No fucking way. Ashley Jacobs? I can't stand this bitch and here she is in MY house!

We live in a small town, and there's only one Ashley that clung to Ace in high school. She must be back from college for the summer, too. I knew I would eventually run into her on breaks after she left for college, but not in my freaking house!

She was one of the most popular girls in the boys' grade, and she made it her mission to make my life hell.
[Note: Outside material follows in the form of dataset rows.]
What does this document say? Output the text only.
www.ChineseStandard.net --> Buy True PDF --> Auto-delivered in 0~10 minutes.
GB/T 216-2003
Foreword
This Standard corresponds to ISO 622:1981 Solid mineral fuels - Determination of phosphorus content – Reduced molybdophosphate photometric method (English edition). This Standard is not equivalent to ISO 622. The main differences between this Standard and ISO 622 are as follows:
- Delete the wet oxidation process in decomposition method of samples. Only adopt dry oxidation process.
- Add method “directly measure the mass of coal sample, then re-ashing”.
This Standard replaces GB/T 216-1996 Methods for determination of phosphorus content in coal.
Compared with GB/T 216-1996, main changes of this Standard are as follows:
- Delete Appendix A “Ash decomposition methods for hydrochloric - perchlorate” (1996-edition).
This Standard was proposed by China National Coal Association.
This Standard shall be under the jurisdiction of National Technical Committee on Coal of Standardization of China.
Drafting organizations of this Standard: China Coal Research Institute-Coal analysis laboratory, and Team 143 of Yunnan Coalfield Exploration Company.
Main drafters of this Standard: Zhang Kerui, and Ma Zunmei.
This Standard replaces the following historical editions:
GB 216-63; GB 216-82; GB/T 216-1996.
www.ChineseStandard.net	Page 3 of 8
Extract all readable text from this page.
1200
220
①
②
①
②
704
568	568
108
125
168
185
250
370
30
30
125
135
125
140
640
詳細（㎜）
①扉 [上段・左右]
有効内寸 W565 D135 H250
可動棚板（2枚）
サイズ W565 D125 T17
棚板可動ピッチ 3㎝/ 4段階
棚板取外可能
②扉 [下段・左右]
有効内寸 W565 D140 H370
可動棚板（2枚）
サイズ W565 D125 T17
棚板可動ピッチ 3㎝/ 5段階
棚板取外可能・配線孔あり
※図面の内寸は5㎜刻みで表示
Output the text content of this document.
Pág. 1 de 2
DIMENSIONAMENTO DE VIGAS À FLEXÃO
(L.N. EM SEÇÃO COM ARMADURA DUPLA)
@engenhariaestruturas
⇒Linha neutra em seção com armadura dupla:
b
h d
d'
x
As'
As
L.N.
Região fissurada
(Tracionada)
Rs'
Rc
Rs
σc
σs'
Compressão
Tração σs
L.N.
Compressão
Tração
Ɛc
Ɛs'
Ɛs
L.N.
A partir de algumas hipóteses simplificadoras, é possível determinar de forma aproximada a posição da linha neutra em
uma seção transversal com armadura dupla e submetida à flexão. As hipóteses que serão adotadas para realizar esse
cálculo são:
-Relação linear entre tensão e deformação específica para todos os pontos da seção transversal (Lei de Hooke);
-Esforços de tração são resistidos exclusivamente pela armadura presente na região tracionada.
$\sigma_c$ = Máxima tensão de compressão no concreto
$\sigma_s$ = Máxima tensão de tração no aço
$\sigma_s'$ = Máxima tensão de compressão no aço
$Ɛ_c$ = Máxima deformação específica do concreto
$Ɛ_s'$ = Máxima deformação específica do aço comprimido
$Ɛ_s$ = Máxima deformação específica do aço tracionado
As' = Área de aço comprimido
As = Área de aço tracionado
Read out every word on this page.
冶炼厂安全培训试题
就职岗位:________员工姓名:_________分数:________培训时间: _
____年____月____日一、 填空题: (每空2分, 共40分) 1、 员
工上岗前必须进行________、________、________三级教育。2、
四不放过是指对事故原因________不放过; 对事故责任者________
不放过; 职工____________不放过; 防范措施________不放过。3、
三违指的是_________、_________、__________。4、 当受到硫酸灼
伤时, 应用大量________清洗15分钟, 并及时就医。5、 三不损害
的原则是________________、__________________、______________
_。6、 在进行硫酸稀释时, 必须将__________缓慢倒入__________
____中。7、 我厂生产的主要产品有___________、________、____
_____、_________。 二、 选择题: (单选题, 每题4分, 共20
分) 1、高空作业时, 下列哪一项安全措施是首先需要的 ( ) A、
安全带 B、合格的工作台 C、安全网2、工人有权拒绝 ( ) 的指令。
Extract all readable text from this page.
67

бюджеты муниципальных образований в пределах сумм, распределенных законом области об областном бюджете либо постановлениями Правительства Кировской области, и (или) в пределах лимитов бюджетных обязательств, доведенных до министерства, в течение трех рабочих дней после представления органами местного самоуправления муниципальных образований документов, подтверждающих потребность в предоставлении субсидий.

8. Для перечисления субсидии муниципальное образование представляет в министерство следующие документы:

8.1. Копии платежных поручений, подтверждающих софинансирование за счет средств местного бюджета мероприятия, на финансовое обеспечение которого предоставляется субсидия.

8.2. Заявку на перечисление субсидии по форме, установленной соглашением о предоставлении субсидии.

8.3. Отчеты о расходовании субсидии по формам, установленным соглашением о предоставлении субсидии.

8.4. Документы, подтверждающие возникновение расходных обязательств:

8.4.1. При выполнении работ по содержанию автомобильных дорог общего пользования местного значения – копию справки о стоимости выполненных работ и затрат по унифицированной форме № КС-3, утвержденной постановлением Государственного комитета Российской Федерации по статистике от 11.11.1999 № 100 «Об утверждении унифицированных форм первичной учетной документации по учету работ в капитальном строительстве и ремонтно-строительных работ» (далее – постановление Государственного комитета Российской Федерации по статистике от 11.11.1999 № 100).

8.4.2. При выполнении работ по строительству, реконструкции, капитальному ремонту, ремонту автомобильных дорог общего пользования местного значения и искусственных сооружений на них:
Ashley was everything I wasn’t. She dressed like a cover model, always wearing top-of-the-line brands. Her hair was always styled to perfection and her makeup was as amazing as any makeup influencer.

I sound jealous. I’m not jealous. Ashley Jacobs is just an awful human. She made it her mission to be cruel to me any chance she could. Tripping me in the hallway, laughing at me to her friends, knocking my books out of my hand—just a few examples.

I know Ace isn’t a virgin like I am, but I always chose to avoid thinking about his hookups to prevent feeling the way I do now.

The moaning finally stops—thank God!

Their voices drop to a murmur, and I press my ear closer, straining to catch their words. What I hear next shatters me.

There’s nothing more to say except… California, here I come.